Faculty of Engineering, Electrical Engineering Department, Benha University, Banha, Cairo, Egypt.
Department of Electrical Power and Machines Engineering, Higher Institute of Engineering, El-Shorouk Academy, El-Shorouk City, Cairo, Egypt.
PLoS One. 2024 Jan 18;19(1):e0295365. doi: 10.1371/journal.pone.0295365. eCollection 2024.
This paper presents a control method for a system composed of a photovoltaic (PV) array, five-phase impedance source inverter, five-phase induction motor and centrifugal pump.

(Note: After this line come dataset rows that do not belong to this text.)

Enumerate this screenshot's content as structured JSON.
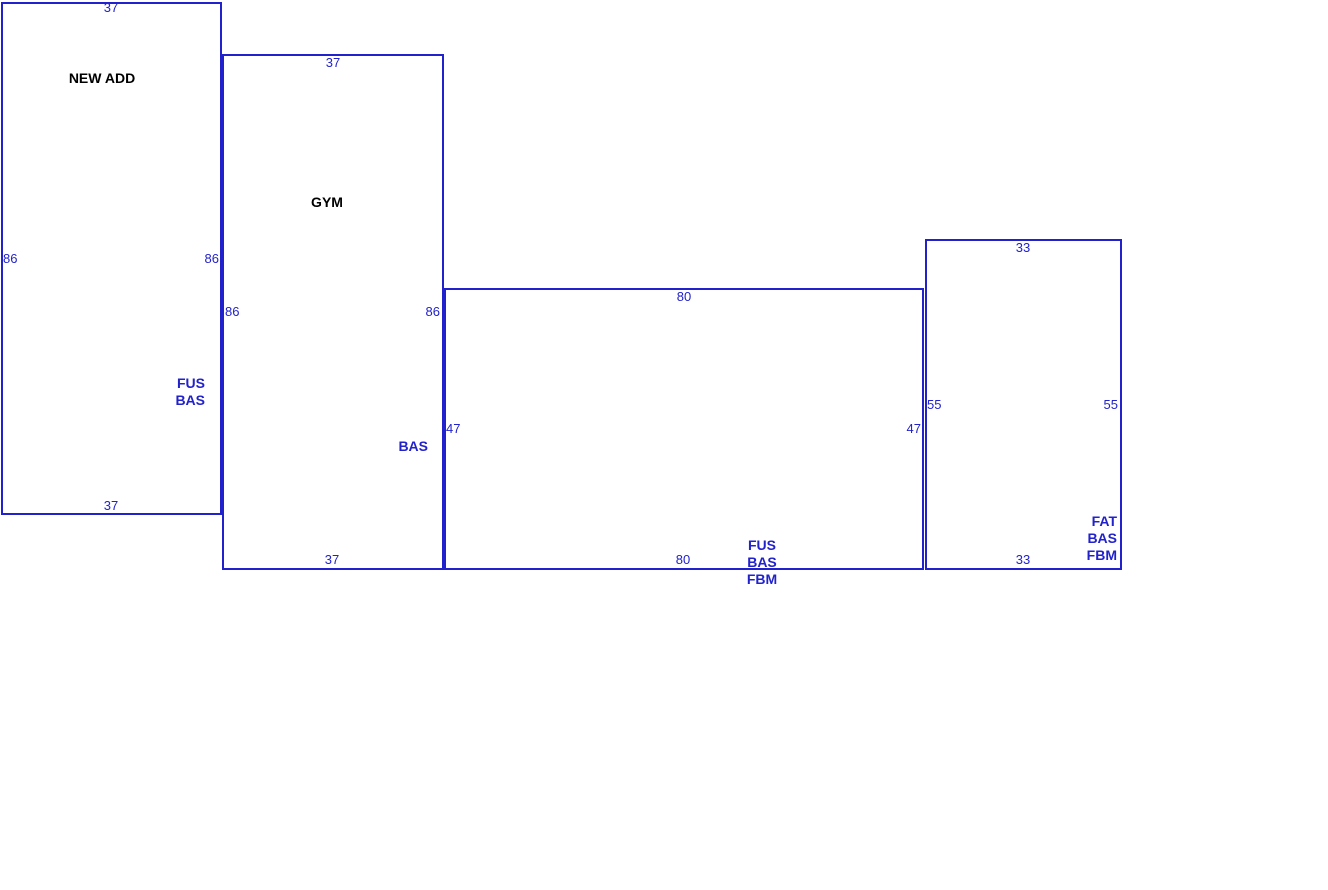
{
  "sketch": {
    "colors": {
      "line": "#2222cc",
      "blue_text": "#2222cc",
      "black_text": "#000000",
      "background": "#ffffff"
    },
    "shapes": [
      {
        "id": "new-add",
        "name": "NEW ADD",
        "dims": {
          "top": "37",
          "bottom": "37",
          "left": "86",
          "right": "86"
        },
        "area_lines": [
          "FUS",
          "BAS"
        ]
      },
      {
        "id": "gym",
        "name": "GYM",
        "dims": {
          "top": "37",
          "bottom": "37",
          "left": "86",
          "right": "86"
        },
        "area_lines": [
          "BAS"
        ]
      },
      {
        "id": "basement-center",
        "dims": {
          "top": "80",
          "bottom": "80",
          "left": "47",
          "right": "47"
        },
        "area_lines": [
          "FUS",
          "BAS",
          "FBM"
        ]
      },
      {
        "id": "basement-right",
        "dims": {
          "top": "33",
          "bottom": "33",
          "left": "55",
          "right": "55"
        },
        "area_lines": [
          "FAT",
          "BAS",
          "FBM"
        ]
      }
    ]
  }
}
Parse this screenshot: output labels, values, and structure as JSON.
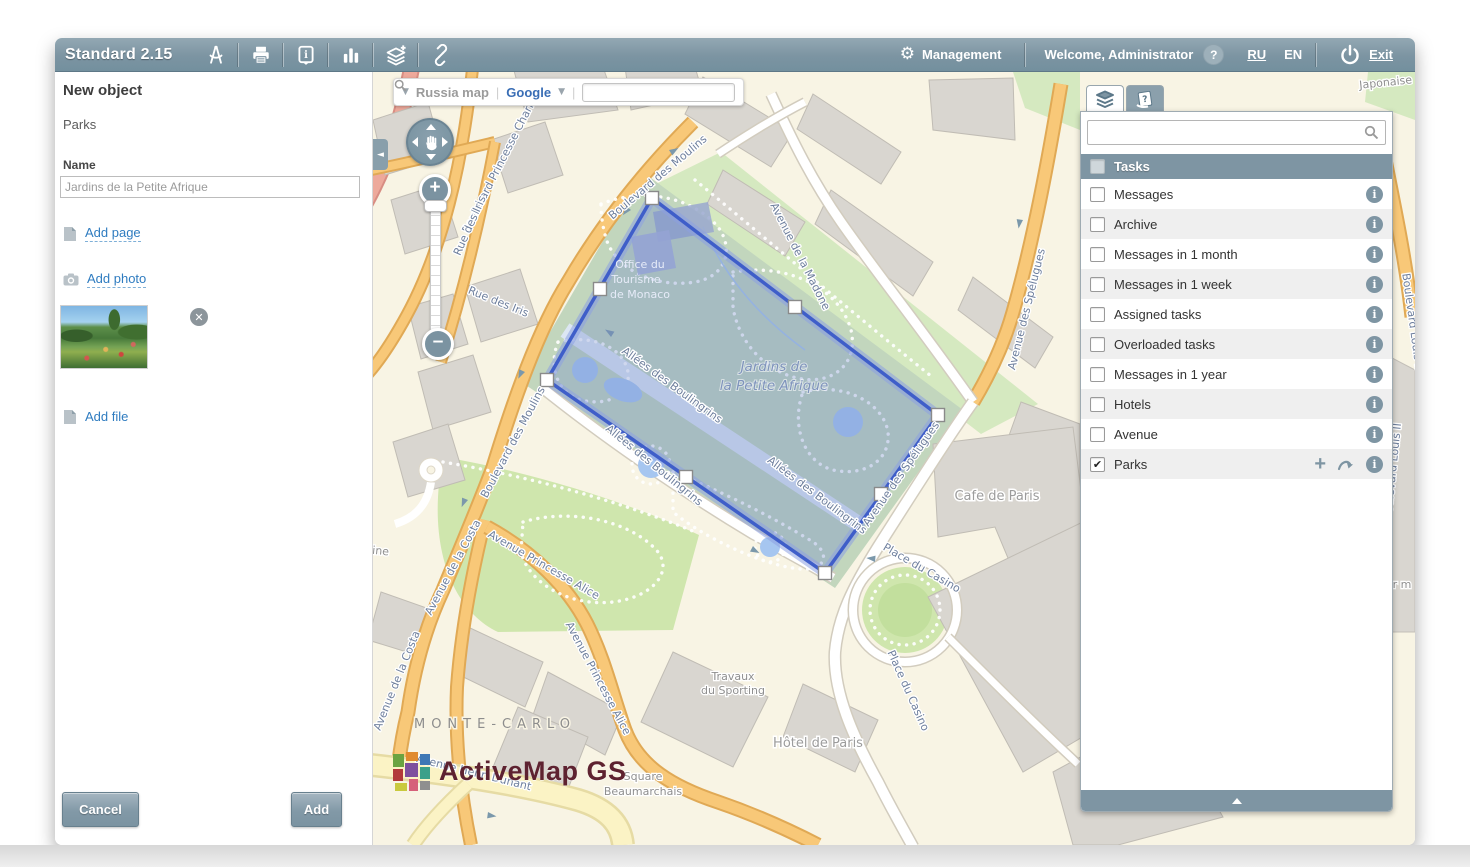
{
  "titlebar": {
    "title": "Standard 2.15",
    "management": "Management",
    "welcome": "Welcome, Administrator",
    "help_badge": "?",
    "lang_ru": "RU",
    "lang_en": "EN",
    "exit": "Exit"
  },
  "left_panel": {
    "heading": "New object",
    "layer_name": "Parks",
    "name_label": "Name",
    "name_value": "Jardins de la Petite Afrique",
    "add_page": "Add page",
    "add_photo": "Add photo",
    "add_file": "Add file",
    "cancel_button": "Cancel",
    "add_button": "Add"
  },
  "map_toolbar": {
    "map_select": "Russia map",
    "provider_select": "Google",
    "separator": "|",
    "search_value": ""
  },
  "right_panel": {
    "group_label": "Tasks",
    "search_value": "",
    "tasks": [
      {
        "label": "Messages",
        "checked": false
      },
      {
        "label": "Archive",
        "checked": false
      },
      {
        "label": "Messages in 1 month",
        "checked": false
      },
      {
        "label": "Messages in 1 week",
        "checked": false
      },
      {
        "label": "Assigned tasks",
        "checked": false
      },
      {
        "label": "Overloaded tasks",
        "checked": false
      },
      {
        "label": "Messages in 1 year",
        "checked": false
      },
      {
        "label": "Hotels",
        "checked": false
      },
      {
        "label": "Avenue",
        "checked": false
      },
      {
        "label": "Parks",
        "checked": true,
        "actions": [
          "add-object",
          "reply-arrow"
        ]
      }
    ]
  },
  "map": {
    "logo_text": "ActiveMap GS",
    "selected_object": "Jardins de la Petite Afrique",
    "labels": [
      {
        "t": "Boulevard Princesse Charlotte",
        "x": 133,
        "y": 88,
        "r": -63,
        "c": "st"
      },
      {
        "t": "Rue des Iris",
        "x": 100,
        "y": 155,
        "r": -66,
        "c": "st"
      },
      {
        "t": "Rue des Iris",
        "x": 124,
        "y": 233,
        "r": 22,
        "c": "st"
      },
      {
        "t": "Boulevard des Moulins",
        "x": 287,
        "y": 108,
        "r": -40,
        "c": "st"
      },
      {
        "t": "Boulevard des Moulins",
        "x": 143,
        "y": 372,
        "r": -62,
        "c": "st"
      },
      {
        "t": "Avenue de la Madone",
        "x": 424,
        "y": 186,
        "r": 63,
        "c": "st"
      },
      {
        "t": "Avenue des Spélugues",
        "x": 657,
        "y": 238,
        "r": -76,
        "c": "st"
      },
      {
        "t": "Avenue des Spélugues",
        "x": 531,
        "y": 404,
        "r": -55,
        "c": "st"
      },
      {
        "t": "Allées des Boulingrins",
        "x": 297,
        "y": 316,
        "r": 36,
        "c": "st"
      },
      {
        "t": "Allées des Boulingrins",
        "x": 279,
        "y": 396,
        "r": 39,
        "c": "st"
      },
      {
        "t": "Allées des Boulingrins",
        "x": 442,
        "y": 426,
        "r": 37,
        "c": "st"
      },
      {
        "t": "Place du Casino",
        "x": 547,
        "y": 499,
        "r": 30,
        "c": "st"
      },
      {
        "t": "Place du Casino",
        "x": 532,
        "y": 620,
        "r": 66,
        "c": "st"
      },
      {
        "t": "Avenue de la Costa",
        "x": 83,
        "y": 497,
        "r": -62,
        "c": "st"
      },
      {
        "t": "Avenue de la Costa",
        "x": 27,
        "y": 610,
        "r": -68,
        "c": "st"
      },
      {
        "t": "Avenue Princesse Alice",
        "x": 169,
        "y": 496,
        "r": 30,
        "c": "st"
      },
      {
        "t": "Avenue Princesse Alice",
        "x": 222,
        "y": 608,
        "r": 62,
        "c": "st"
      },
      {
        "t": "Avenue Henri Dunant",
        "x": 100,
        "y": 704,
        "r": 14,
        "c": "st"
      },
      {
        "t": "Fontaine",
        "x": -8,
        "y": 481,
        "r": 6,
        "c": "pl"
      },
      {
        "t": "Japonaise",
        "x": 1013,
        "y": 14,
        "r": -6,
        "c": "pl"
      },
      {
        "t": "Boulevard Louis II",
        "x": 1036,
        "y": 250,
        "r": 82,
        "c": "st"
      },
      {
        "t": "Boulevard Louis II",
        "x": 1023,
        "y": 400,
        "r": -84,
        "c": "st"
      },
      {
        "t": "r m",
        "x": 1029,
        "y": 516,
        "r": 0,
        "c": "pl"
      },
      {
        "t": "MONTE-CARLO",
        "x": 122,
        "y": 656,
        "r": 0,
        "c": "city"
      },
      {
        "t": "Cafe de Paris",
        "x": 624,
        "y": 428,
        "r": 0,
        "c": "pl2"
      },
      {
        "t": "Hôtel de Paris",
        "x": 445,
        "y": 675,
        "r": 0,
        "c": "pl2"
      },
      {
        "t": "Travaux",
        "x": 360,
        "y": 608,
        "r": 0,
        "c": "pl"
      },
      {
        "t": "du Sporting",
        "x": 360,
        "y": 622,
        "r": 0,
        "c": "pl"
      },
      {
        "t": "Square",
        "x": 270,
        "y": 708,
        "r": 0,
        "c": "pl"
      },
      {
        "t": "Beaumarchais",
        "x": 270,
        "y": 723,
        "r": 0,
        "c": "pl"
      },
      {
        "t": "Office du",
        "x": 267,
        "y": 196,
        "r": 0,
        "c": "park2"
      },
      {
        "t": "Tourisme",
        "x": 263,
        "y": 211,
        "r": 0,
        "c": "park2"
      },
      {
        "t": "de Monaco",
        "x": 267,
        "y": 226,
        "r": 0,
        "c": "park2"
      },
      {
        "t": "Jardins de",
        "x": 401,
        "y": 299,
        "r": 0,
        "c": "park"
      },
      {
        "t": "la Petite Afrique",
        "x": 401,
        "y": 318,
        "r": 0,
        "c": "park"
      }
    ]
  },
  "colors": {
    "slate": "#7e95a3",
    "link_blue": "#2f7cc0",
    "polygon_stroke": "#3f5ec9",
    "logo_maroon": "#5e2230",
    "road_orange": "#f8c878",
    "park_green": "#cfe6ad"
  }
}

This method is based on controlling the motor speed to control the pump power as the insolation level or temperature change to attain the maximum power extraction from the PV-array. The motor speed is controlled by using artificial neural network (ANN) which is trained to provide the desired inverter frequency and modulation index at any insolation level and temperature to attain the maximum PV operating power. The data of the neural network are based on the operation of the induction motor at constant air gap flux and perturb and observe method for maximum power point tracking. Simulation results are obtained using MATLAB Simulink to verify the proposed control method.
本文提出了一种由光伏(PV)阵列、五相阻抗源逆变器、五相感应电机和离心泵组成的系统的控制方法。该方法基于控制电机速度来控制泵功率,以根据光照水平或温度变化来实现从 PV 阵列中提取最大功率。电机速度通过使用人工神经网络(ANN)进行控制,该神经网络经过训练可在任何光照水平和温度下提供所需的逆变器频率和调制指数,以实现 PV 运行功率的最大化。神经网络的数据基于感应电机在恒气隙磁通下的运行和最大功率点跟踪的扰动观察法。使用 MATLAB Simulink 获得了仿真结果,以验证所提出的控制方法。